What about just buying organic?

A lot of the organic is now farmed on large mono-cropping farms, which you know, is an improvement but it’s still, we want to support family farms that are growing a real diversity of produce. Some of the CSAs provide 40 different types of vegetables and they may be growing 20 different varieties of any one vegetable. They grow a lot of heirloom varieties, a lot of ones that aren’t bred to travel well, aren’t bred to look pretty in a market, but they taste good and they’re healthy and they have a lot of nutrients.

What’s so bad about mono-cropping?

Mono-cropping is just really hard on the environment, hard on land. It just really takes a lot of inputs to maintain land growing one crop over time. So it takes a lot of chemical fertilizer because it doesn’t leave anything in the soil that can be used year alter year. So it just puts a huge amount of stress on the land. So growing a diversity of produce, farmers can rotate crops which minimizes pests, it adds nutrients back into the soil, use plants that take different things out of the soil to really help not have to use artificial fertilizers and artificial pest control.

Are CSAs successful for the farmers as well as the consumers?

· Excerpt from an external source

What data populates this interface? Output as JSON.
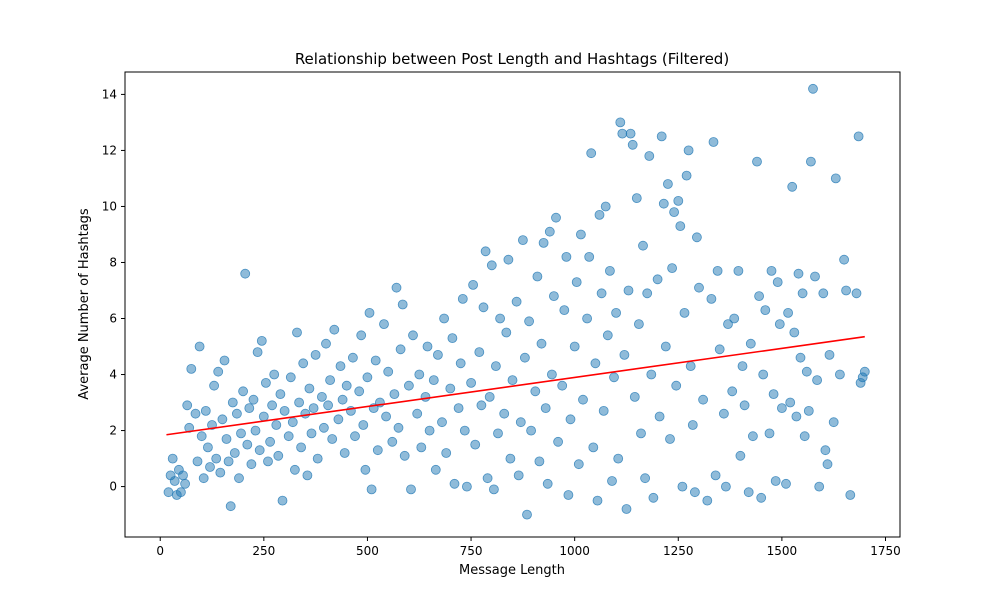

It’s definitely beneficial for both. The farmers are able to have a steady market that they know what they’re growing. When they come down with their truck full of produce they know they’re going home with an empty truck rather than at a farmers market if they don’t have a good day they might go home with a lot of what they brought down. They can plan ahead because they know how many people they’re growing for and they get their inputs earlier in the season when they need it. For the consumers, they’re really getting a collection with the land and wonderful, healthy produce, as fresh as you can get that the farmers picked the day before, the morning of distribution. It’s as fresh as you can get it and also really have a community aspect as well.